Der Tod als Keim einer Ehe

Als junge Frau wird die Hauptfigur von einer strahlenden Adriana Ugarte verkörpert, die mit blonder Achtziger-Popdiva-Frisur ganz und gar nicht wie Suárez aussieht – was das Phantasmatische der Erinnerungssequenzen aber nur betont. Schon Julietas erste große Liebe ist eng mit einem Schuldkomplex verflochten: Im Zug setzt sich ein alter Mann zu ihr, sucht verschämt ihre Nähe. Sie flieht in den Speisewagen und vertraut sich dort Xoan (Daniel Grao) an, einem jüngeren, hübscheren Fremden. Beim nächsten Halt läuft der Abgewiesene auf die Schienen und lässt sich überfahren. Julieta fühlt sich verantwortlich und sucht Trost in den Armen ihrer neuen Bekanntschaft – der Tod als schicksalhafter Keim einer Ehe. Diese Urszene wird später wieder aufbranden, als Xoan nach einem Streit aufs Meer hinausfährt und einem Sturm zum Opfer fällt, und ein weiteres Mal, als Julietas Tochter verschwindet, weil sie ihrer Mutter den Verlust des Vaters zum Vorwurf macht.
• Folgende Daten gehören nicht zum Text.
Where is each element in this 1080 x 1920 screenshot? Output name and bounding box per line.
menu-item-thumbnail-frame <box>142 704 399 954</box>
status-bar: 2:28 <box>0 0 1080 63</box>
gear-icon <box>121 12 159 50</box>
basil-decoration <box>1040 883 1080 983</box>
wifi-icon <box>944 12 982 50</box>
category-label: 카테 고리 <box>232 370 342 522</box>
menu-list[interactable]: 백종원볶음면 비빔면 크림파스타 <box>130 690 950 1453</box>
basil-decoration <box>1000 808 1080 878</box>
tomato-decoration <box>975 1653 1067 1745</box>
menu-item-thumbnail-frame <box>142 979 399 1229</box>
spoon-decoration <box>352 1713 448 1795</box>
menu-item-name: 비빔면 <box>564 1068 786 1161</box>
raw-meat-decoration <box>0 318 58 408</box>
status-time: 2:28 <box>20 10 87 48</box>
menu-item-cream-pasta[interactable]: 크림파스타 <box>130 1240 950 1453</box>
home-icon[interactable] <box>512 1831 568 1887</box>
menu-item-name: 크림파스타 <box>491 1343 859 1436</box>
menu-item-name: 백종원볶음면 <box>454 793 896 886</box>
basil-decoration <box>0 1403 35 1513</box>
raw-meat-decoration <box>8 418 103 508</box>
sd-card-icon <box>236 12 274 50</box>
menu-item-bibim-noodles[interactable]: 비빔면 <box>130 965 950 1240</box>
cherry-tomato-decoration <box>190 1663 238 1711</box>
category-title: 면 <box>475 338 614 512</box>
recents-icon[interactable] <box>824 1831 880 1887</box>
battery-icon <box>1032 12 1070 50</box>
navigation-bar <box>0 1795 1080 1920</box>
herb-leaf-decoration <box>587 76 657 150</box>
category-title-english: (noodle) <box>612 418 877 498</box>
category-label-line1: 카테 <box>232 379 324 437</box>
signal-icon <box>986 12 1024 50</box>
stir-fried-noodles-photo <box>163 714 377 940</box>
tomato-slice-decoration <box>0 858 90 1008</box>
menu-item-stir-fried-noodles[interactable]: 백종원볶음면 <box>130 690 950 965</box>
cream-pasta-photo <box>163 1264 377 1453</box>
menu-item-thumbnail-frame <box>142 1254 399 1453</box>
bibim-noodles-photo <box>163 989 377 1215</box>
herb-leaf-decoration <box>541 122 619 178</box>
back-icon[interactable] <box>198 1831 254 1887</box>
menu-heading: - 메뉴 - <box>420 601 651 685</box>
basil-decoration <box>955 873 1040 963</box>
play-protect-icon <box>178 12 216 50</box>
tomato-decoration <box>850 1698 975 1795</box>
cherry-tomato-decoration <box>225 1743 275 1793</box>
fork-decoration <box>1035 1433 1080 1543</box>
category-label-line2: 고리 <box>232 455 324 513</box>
Doch wie sühnt man für etwas, das außerhalb der eigenen Macht lag?

Dass der Film keine Antwort darauf findet, liegt daran, dass er gar nicht wirklich zu suchen scheint. Die Schwere und Komplexität seiner Themen – Schuld, Verlust, Verantwortung – wird konterkariert von einer nahezu mechanischen Inszenierung. Auch wenn der Vergleich nicht ganz fair ist: Nach der Lektüre der Vorlage, dreier verknüpfter Kurzgeschichten der kanadischen Literaturnobelpreisträgerin Alice Munro, erscheint „Julieta“ wie die drastische Verflachung einer vielschichtigen Innenschau. Dabei ist Almodóvar bekannt für seine einfühlsamen Frauenporträts. Das Melodram ist sein Stammgenre, die Mutterfigur ein Leitmotiv seines Schaffens. Was folglich ein Heimspiel sein sollte, wirkt bei aller Eleganz wie die routinemäßige Erfüllung eines Plansolls, als hätte die verhaltene kritische Reaktion auf seine jüngsten beiden Arbeiten – den exaltierten Thriller „Die Haut, in der ich wohne“ und die hysterische Komödie „Fliegende Liebende“ – einen Markensicherungsfilm notwendig gemacht. Alle Stilmerkmale des Regisseurs sind da, teils so überdeutlich, dass sie zum Selbstzweck verkommen. Almodóvars markante Farbdramaturgie etwa war selten so plump: Bei ihrer ersten Begegnung mit Xoan zeigt sich Julieta ganz in unschuldigem Blau. Im Alter trägt sie eine schwarze Jacke (Trauer!), darunter ein knallrotes Shirt (Leidenschaft!). Anderswo wirken die Farbexzesse schlichtweg deplatziert, ebenso wie die ostentative Ausstattungswut: Die hübschen Gemälde, Skulpturen und Keramiken im Hintergrund tragen nichts zur Atmosphäre bei, sie lenken bloß ab.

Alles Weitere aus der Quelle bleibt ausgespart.